It is important for us to read the classics!
“Why?” you ask. “Why should I read the classics? Isn’t reading about pleasure, about what I enjoy? I enjoy Harry Potter so much more than The Brothers Karamazov. I move so much more quickly through Tom Clancy, Clive Cussler than I do W. Somerset Maugham, Ernest Hemingway.”
It’s a fair question. Isn’t reading about enjoyment as much as it is about personal growth? Why would you watch Gone with the Wind when you can instead gaze vapidly at the Kardashians, Doritos bowl half empty and perched precariously on your stomach? Why would you read the Bible when you can instead read The Secret or Chicken Soup for the Soul? Why go to the gym for hours, sweat pouring down your bright-red face, when you can do Seven Minute Abs (quick, before Kardashian comes on again).
So why after all read the classics? Here I defer to Italo Calvino, “The classics are books that exert a peculiar influence, both when they refuse to be eradicated from the mind and when they conceal themselves in the folds of memory, camouflaging themselves as the collective or individual unconscious.”

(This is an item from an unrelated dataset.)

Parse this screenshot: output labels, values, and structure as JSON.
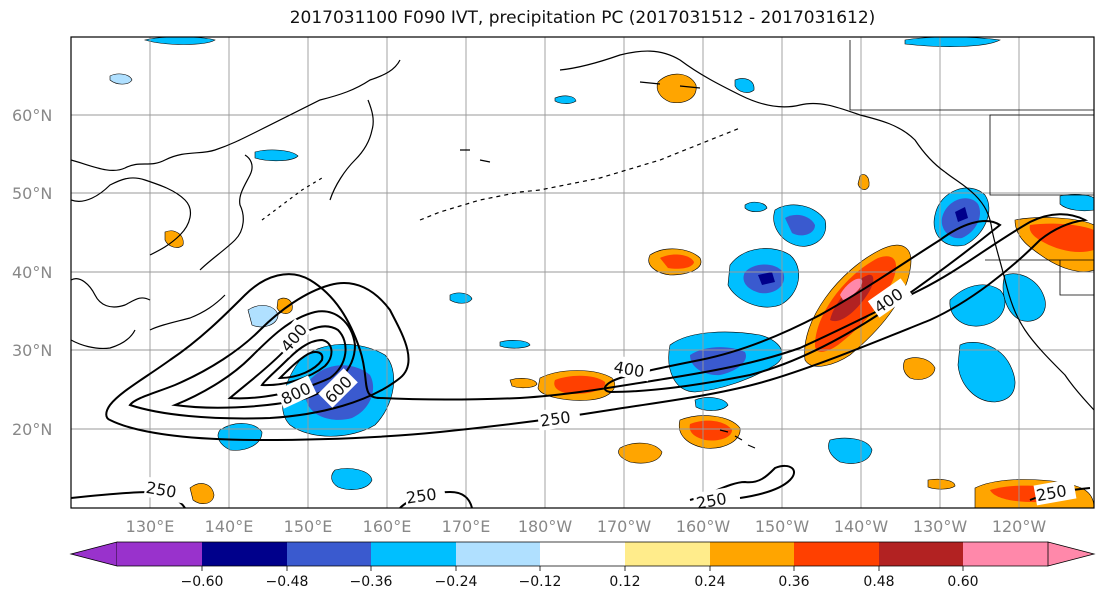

I recently finished the autobiography of Maajid Nawaz. In prison for jihadist recruiting in totalitarian Egypt, Maajid read the classics. “Reading classic English literature did for me what studying Islamic theology couldn’t; it forced my mind to grapple with moral dilemmas. (…) (In) Tolkien’s Lord of the Rings trilogy I couldn’t shake the moral paradox that Gollum-Smeagol came to embody (…) an evil character had thus inadvertently achieved the good that the story’s hero failed at… Lord of the Flies served as a stark warning about the tyranny that could arise from the most innocent of souls…”
I have been reading August 1914 by Aleksandr Solzhenitsyn. This book has shown me the inner turmoil of an inferior nation at war against (and which finally defeats) a superior foe. It is a complicated book to read, and I’ll be honest in that I haven’t read all of it, jumping around quite a bit; but it is important to remember the great wars of our past and the people who died in them – and what it means to confront a great evil.
Back to Calvino: “A classic is something that tends to relegate the concerns of the moment to the status of background noise…”
A note here, for the first time Solzhenitsyn reader, please don’t read 1914. It is an extraordinarily tough read, and probably would not have ever been published if it had not been from the pen of one of the greats. Start with “One Day in the Life of Ivan Denisovich”. An important book, easy to read and reminding everybody what it was like to live a day in the Gulag. Especially for those Millenials who would like to take us all there.